Certains la considèrent comme le premier opéra comique.
L'oeuvre ne fut probablement pas représentée, et la
musique est malheureusement perdue.
L'unique exemplaire du livret est conservé
à la Bibliothèque de l'Arsenal.
L'oeuvre fait alterner des passages
déclamés et des airs chantés, mais sans
récitatif. Elle mélange le burlesque et le
sérieux, l'érotique et le tragique.
Dialogues et chansons sont écrits en
mètres irréguliers de trois à douze syllabes,
avec une xtraordinaire variété de structure.
Synopsis
Acte I
Apollon et Amour se prennent de bec dans une
scène burlesque déclamée. Puis, dans une chanson
à refrain, Apollon, plein de morgue et d'assurance, affirme
qu'il se rit des traits et pouvoir de son rival.
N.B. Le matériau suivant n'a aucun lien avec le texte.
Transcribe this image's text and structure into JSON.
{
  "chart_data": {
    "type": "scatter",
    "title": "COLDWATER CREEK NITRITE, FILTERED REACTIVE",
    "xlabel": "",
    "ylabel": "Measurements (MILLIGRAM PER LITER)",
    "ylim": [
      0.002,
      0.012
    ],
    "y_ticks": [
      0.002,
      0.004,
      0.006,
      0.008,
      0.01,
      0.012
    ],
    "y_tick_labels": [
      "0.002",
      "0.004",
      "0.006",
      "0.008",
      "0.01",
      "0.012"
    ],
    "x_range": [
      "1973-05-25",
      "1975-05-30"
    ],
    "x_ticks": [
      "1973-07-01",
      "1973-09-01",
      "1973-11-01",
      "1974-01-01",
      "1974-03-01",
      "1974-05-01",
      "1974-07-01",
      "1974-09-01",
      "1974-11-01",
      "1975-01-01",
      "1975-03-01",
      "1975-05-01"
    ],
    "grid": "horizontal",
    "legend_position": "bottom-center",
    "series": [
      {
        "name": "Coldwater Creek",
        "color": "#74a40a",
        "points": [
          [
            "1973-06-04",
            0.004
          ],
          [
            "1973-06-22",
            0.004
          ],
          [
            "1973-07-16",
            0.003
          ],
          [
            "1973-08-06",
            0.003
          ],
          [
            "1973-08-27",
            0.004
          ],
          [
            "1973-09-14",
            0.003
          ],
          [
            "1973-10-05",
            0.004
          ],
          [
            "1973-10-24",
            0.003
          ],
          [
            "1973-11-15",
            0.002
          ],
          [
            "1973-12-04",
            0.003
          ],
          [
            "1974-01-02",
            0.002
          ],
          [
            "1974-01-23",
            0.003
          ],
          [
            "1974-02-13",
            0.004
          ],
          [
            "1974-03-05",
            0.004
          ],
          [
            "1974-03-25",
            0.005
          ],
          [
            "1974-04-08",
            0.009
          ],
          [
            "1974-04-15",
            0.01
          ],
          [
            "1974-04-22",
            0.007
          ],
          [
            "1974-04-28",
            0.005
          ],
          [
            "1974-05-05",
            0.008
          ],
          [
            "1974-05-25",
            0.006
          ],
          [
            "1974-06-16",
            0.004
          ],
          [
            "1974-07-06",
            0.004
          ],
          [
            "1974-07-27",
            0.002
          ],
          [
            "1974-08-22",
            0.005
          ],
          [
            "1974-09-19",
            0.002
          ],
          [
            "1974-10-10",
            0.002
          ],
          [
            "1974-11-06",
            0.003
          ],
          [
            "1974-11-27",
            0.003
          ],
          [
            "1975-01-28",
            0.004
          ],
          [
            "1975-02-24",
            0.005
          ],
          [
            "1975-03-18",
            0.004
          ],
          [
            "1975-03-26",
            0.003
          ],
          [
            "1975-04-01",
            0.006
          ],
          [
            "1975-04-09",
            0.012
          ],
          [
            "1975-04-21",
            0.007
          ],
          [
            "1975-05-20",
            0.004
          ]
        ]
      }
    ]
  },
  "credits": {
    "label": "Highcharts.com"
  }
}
Puis paraît Daphné qui chante son
mépris pour l'amour, et son choix de se consacrer à la
chasse. Apollon ne peut se défendre de céder aux
charmes de la nymphe. Pendant ce temps, Amour fait des commentaires
burlesques en aparté, et termine l'acte par une chanson
galante.
Acte II
Apollon a chargé l'Aurore d'être son
interprète auprès de Daphné, mais l'Aurore ne
sait comment aborder ce coeur de diamant. Daphné ne se
soucie guère de son soupirant. Apollon se décide
à se parere des plus riches atours pour la séduire,
pendant qu'Amour médite sur l'amour non partagé.
Apollon lui déclare sa flamme, mais
Daphné lui répond qu'elle ne pourrait supporter un
Soleil si brillant et s'enfuit. Apollon exprime alors sa
désolation, mais en déclamant, et c'est l'Amour qui,
à sa place, chante un air sur le ton railleur.
Acte III
Apollon, ssuivant les conseils d'Aurore, vient
demander à Pénée, père de Daphné,
la main de sa fille. Quoique sceptique, le Fleuve donne son
consentement.
Daphné, après avoir chanté les
plaisirs de la chasse, vient se reposer au bord d'une fontaine. Un
Satyre, la voyant assoupie, se sent touché par ses charmes et
se laisse aller à un délire érotique. Il est
interrompu par la chanson d'Apollon. Apollon berce la Nymphe d'un air
de sommeil italien Dormite, belli occhi. Soudain,
Daphné se réveille, repousse Apollon et se
métamorphose en laurier. Alors, le Dieu dit son
désespoir dans un monologue qui se termine par l'air O
douleur, ô fureur que Daphné coupe de ses
consolations. Une chanson de l'Amour termine la pièce.